There is no question that anyone who is accused of committing a drug crime needs to take action to defend against the charges. This is particularly true when the charge is in a federal court. Convictions in federal courts are generally much more severe than comparable charges in state courts. A Little Rock, Arkansas, man knows this all too well.

The 46-year-old man recently admitted to selling cocaine, marijuana and heroin which he obtained from his cousin, who was a state trooper and stole it from the evidence room which he supervised. As a result of the man’s admissions, he was sentenced to 70 months in prison.

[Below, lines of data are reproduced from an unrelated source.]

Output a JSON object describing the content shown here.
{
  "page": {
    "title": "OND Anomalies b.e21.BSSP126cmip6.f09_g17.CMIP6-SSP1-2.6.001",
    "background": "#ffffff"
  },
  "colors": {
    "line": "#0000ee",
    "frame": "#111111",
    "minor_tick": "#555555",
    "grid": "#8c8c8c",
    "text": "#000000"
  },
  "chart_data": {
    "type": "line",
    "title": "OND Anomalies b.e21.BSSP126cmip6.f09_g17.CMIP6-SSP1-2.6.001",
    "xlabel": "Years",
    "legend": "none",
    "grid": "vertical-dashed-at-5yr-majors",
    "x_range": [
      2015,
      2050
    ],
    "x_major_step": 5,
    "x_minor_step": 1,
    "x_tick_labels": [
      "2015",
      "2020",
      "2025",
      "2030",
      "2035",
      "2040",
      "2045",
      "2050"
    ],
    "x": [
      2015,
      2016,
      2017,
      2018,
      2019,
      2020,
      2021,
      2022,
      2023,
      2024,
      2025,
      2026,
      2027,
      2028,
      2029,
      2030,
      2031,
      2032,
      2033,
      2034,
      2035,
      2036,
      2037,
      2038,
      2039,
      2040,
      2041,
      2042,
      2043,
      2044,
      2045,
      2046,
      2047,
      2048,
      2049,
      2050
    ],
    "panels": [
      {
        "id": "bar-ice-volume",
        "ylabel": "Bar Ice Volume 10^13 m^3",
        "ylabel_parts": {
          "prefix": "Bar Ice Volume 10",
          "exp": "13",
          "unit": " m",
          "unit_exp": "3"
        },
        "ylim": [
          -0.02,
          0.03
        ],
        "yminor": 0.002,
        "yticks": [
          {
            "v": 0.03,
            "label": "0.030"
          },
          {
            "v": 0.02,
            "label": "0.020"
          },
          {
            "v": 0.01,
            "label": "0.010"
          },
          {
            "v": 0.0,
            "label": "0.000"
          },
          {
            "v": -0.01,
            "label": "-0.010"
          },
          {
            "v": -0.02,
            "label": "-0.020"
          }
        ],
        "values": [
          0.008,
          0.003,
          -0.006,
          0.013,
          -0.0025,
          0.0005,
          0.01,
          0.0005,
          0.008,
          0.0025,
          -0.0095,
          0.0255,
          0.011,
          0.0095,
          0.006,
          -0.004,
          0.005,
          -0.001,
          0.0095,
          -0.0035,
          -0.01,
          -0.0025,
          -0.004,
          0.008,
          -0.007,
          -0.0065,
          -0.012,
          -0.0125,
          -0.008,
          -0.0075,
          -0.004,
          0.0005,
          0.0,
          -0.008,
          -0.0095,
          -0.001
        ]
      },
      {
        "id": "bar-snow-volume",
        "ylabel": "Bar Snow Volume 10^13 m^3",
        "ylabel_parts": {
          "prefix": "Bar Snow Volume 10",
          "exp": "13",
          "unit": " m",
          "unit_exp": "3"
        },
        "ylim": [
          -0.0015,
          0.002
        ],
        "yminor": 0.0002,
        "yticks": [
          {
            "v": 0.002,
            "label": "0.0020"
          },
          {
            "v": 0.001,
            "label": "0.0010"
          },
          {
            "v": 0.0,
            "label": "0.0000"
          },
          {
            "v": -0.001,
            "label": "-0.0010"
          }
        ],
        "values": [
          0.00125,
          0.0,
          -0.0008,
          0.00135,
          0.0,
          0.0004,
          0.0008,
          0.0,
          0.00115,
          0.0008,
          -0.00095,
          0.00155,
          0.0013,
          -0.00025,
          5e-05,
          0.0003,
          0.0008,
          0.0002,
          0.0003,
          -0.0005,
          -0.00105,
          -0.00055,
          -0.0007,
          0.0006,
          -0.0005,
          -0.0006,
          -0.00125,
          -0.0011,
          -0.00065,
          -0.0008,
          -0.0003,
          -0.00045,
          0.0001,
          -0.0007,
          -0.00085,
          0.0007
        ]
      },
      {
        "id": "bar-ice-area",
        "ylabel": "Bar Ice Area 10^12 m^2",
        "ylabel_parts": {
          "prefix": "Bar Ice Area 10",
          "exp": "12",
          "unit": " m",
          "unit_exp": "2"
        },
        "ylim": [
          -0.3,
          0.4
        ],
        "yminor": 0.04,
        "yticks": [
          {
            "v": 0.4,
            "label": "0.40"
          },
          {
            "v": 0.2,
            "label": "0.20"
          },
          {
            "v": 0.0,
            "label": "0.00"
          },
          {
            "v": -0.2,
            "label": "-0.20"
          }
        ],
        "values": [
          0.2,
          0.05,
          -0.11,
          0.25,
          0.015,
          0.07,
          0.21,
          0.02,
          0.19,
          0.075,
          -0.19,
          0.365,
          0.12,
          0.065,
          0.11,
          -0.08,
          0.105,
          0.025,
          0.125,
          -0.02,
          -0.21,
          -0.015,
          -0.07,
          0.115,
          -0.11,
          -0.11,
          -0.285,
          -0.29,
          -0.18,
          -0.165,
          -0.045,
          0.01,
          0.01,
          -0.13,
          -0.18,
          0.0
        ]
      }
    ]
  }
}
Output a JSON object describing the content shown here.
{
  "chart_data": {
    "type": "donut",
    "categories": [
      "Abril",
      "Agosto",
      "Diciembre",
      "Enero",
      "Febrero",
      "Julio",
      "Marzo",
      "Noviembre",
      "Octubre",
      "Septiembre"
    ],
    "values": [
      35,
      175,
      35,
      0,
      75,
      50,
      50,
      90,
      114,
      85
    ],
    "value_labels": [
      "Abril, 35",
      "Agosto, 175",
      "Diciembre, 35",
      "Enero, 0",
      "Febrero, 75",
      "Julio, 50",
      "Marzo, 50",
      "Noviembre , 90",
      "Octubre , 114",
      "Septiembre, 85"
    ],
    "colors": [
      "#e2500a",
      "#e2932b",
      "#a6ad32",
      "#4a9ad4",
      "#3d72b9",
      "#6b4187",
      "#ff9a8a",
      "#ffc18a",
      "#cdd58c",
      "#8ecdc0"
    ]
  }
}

While in state drug cases there may be some wiggle room with sentencing, where federal cases are concerned, the federal sentencing guidelines dictate the period of time someone will spend in prison upon conviction. In this particular case, due at least in part to the fact that the man had previous criminal convictions on his record, the guidelines provided for between 70 and 87 months.

The man’s lawyer was hoping that because the man had played a more minor role in the crime as compared to his cousin, as well as the fact that the man was homeless due to an attack that left him with a brain injury, he could secure a sentence below the guideline range. The prosecution disagreed with those reasons however and asserted that despite having previously suffered the head injury, the man was in good enough shape to commit the crimes for which he pled guilty.

Ultimately the judge provided a sentence that was on the low end of the prescribed guidelines.

Those who face federal drug charges should not assume that all is lost. A criminal defense lawyer who understands how the system works can still help to try to secure a positive outcome.